「ああ、チャリ漕いでる!」動いたペダルと蘇った記憶 20歳で手足3本失った僕の感動体験

J-CASTニュース

   20歳の時に電車事故で右手と両足の3本を失った山田千紘さん(30)は、両足とも義足でペダルを漕いだことがある。自転車ではなく、フィットネスジムなどにあるエアロバイクだが、「昔の感覚が呼び起こされた」と大きな感動を覚えたという。どのようにペダルを漕ぎ、何を思ったのか。山田さんが語った。

   【連載】山田千紘の「プラスを数える」~手足3本失った僕が気づいたこと~ (この連載では、身体障害の当事者である山田千紘さんが社会や日常の中で気づいたことなどを、自身の視点から述べています。)

  • エアロバイクを漕ぐ山田千紘さん。YouTubeチャンネル「山田千紘 ちーチャンネル」の動画より

本物の自転車ではなく、エアロバイク

   この体でペダルを漕ぐことができるとは思っていませんでした。漕いだのは本物の自転車ではなく、エアロバイクのマシンですが。

   3年前の2019年のことです。義肢の専門家や企業などが一堂に会する「国際義肢装具協会世界大会」(ISPO2019)が神戸で開かれ、僕も義足メーカーのモデルとして参加しました。そこに「新しい義足ならこれも漕げる」として置いてあったのがエアロバイクでした。
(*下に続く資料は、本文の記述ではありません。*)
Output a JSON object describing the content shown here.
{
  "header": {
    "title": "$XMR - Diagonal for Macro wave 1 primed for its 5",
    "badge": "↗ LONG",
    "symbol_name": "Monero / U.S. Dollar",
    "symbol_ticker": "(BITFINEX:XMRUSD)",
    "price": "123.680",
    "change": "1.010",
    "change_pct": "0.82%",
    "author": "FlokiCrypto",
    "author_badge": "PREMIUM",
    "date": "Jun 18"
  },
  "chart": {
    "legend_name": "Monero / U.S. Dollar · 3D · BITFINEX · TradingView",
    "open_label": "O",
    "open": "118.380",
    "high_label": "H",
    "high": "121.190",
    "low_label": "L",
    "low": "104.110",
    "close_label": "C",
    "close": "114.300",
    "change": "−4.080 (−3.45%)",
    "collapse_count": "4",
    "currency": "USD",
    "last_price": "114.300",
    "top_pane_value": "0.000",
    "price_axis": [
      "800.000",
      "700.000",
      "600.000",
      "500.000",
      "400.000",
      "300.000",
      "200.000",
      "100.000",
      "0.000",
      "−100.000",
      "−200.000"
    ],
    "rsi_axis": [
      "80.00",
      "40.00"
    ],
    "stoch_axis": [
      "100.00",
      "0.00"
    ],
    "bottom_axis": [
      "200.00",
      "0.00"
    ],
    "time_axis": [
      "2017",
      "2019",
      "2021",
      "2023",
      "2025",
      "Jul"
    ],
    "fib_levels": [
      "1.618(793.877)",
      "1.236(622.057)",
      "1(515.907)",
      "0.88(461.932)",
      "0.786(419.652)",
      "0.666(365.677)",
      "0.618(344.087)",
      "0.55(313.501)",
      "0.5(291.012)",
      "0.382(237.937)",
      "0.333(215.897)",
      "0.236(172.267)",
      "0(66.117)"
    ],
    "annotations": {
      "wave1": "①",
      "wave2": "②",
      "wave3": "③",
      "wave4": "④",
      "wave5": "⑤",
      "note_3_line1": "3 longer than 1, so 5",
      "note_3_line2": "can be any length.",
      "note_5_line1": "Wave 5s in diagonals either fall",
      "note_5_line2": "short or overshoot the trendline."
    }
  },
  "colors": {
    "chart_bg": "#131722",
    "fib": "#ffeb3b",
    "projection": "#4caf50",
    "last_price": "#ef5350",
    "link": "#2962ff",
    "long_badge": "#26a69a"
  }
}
   両足とも義足で、コントロールが効かないのでペダルに固定させます。ペダルを回す時に義足が車体にぶつかったり引っかかったりしないよう、真っすぐ固定します。乗る前にこうしたセッティングさえできれば、力強くペダルを踏んでいけました。

   僕が漕いだ感覚では、力が入るのは下腿義足をつけていて膝がある右足がメインでした。ペダルを踏んだ力の反動で、大腿義足をつけていて膝がない左足も動きます。上がってきたら左足も下に押します。右足は一般的な自転車を漕ぐのと同様の動作をして、左足は下に押す力だけ入れるという感じです。

   「新しい義足なら漕げる」という話をしましたが、自転車を漕ぐには義足の構造の問題もありました。事故直後に履いていた義足は、足を差し込むソケットの部分が股間ギリギリまで覆いかぶさっています。サドルに座ってペダルを漕ぐと、股がすれたり尻が当たったりして痛いので、エアロバイクであろうが漕げなかったです。新しい義足はソケットが短くスッキリとしているので、股や尻が痛いといったことがなくなり、エアロバイクを漕ぐことができました。